Whether or not the additional scenes and characters are actually necessary or desirable is another story. Part of the appeal of Voices was how tight, uncomplicated, and beautifully-paced the story was in telling a grand tale of long-distance love in only 25 minutes of time. The manga loses little of the emotion of the original, however, so it's doubtful that fans of Voices will mind. What may be more of an issue are some changes towards the end. Mikako's time on Agharta plays out a bit differently, and the ending extends beyond where the anime does. Those who really wanted to know What Happens Next may be satisfied, and it's not a bad ending evaluated independently, but it pales in comparison to the lump-in-your-throat power of the original ending.
Character designs were not Shinkai's strong point, and Sahara's are only a slight improvement. Her take on Mikako makes her look a lot taller and at least a couple of years older, while Noboru looks more or less the same but with sharper lines. There's also inconsistency in the shading for the hair of the two leads, especially for Mikako, and some of the shading in other places obscures actions more than it should. Background art, where present, is decent but unremarkable, as are designs for side characters. Action has been minimized, and technical detail is kept to a bare minimum; at times only context indicates when Mikako is inside a mecha and when she isn't, a disappointment since the interior shots of Mikako's mecha was some of the finest artwork in the anime.
Tokyopop's translation does a good job of retaining the feel of Shinkai's original writing and invariably translates the crucial on-cell-screen text. Most sound effects are left untranslated, except for a couple of key places where contextual clues aren't sufficient for figuring out an important sound effect. The opening few pages are done in color, albeit color that looks like it was done with colored pencils. At the end is a one-page Afterward and three-panel strip by Ms. Sahara.

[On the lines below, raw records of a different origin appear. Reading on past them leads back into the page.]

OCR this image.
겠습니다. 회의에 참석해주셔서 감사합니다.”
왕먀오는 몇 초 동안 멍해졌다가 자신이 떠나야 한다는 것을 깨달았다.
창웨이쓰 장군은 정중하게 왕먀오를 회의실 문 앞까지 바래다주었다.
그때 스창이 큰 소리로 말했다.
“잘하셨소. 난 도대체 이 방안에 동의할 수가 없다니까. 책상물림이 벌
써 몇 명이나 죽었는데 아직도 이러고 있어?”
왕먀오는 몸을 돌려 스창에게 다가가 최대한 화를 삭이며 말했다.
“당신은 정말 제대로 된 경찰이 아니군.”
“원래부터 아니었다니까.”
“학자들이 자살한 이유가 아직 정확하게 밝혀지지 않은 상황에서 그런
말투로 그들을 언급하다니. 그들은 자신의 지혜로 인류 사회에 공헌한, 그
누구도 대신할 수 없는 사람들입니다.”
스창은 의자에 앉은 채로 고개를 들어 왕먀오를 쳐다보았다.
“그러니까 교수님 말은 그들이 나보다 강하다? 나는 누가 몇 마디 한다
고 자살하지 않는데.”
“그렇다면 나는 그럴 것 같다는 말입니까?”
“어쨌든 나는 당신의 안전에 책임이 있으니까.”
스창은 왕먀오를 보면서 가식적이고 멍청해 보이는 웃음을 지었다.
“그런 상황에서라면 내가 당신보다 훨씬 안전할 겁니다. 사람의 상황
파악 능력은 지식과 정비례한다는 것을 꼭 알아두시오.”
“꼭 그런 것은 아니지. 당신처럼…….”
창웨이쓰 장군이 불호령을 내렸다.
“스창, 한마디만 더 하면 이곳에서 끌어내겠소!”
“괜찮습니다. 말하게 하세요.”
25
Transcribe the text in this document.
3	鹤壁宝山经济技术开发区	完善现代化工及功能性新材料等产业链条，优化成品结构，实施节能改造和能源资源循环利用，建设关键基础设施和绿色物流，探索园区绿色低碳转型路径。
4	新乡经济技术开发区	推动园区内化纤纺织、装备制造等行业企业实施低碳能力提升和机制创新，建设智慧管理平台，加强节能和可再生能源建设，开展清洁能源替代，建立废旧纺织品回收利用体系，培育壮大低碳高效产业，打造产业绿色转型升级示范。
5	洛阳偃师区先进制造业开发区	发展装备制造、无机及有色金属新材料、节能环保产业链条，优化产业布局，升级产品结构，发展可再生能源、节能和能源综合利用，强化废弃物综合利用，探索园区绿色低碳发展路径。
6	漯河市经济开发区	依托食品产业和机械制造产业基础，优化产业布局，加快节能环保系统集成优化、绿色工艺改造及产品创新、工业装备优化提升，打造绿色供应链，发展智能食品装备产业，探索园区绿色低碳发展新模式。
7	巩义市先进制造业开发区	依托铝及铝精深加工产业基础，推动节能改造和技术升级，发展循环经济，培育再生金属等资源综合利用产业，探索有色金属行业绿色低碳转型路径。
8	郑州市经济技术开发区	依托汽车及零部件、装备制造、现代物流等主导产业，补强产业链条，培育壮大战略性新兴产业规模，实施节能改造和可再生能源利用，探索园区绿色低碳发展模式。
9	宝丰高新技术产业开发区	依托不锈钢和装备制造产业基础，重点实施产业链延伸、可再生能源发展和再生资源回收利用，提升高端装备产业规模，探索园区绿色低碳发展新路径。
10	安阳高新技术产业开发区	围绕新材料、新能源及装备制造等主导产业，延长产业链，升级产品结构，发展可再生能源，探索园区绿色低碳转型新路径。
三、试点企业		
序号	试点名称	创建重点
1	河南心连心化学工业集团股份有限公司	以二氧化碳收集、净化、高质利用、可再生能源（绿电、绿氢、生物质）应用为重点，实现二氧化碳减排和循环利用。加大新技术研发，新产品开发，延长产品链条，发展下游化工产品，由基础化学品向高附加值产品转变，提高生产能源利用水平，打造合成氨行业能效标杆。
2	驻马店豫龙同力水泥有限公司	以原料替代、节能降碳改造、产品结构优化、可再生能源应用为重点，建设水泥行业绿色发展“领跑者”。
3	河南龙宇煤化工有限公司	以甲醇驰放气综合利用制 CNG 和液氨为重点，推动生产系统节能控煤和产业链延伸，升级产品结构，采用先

This manga adaptation of Voices of a Distant Star does not achieve the full dramatic power of the original anime, in part because it lacks the great musical score that was such an integral part of the production's appeal, and does tweak the ending in a way that may not be as satisfying despite the fact that it shows more. It is still a strong story with a good amount of emotional appeal, however, and should satisfy most fans of the anime.
Story : A-
Art : B-
+ Strong storytelling which carries good emotional appeal, fleshes out the original anime.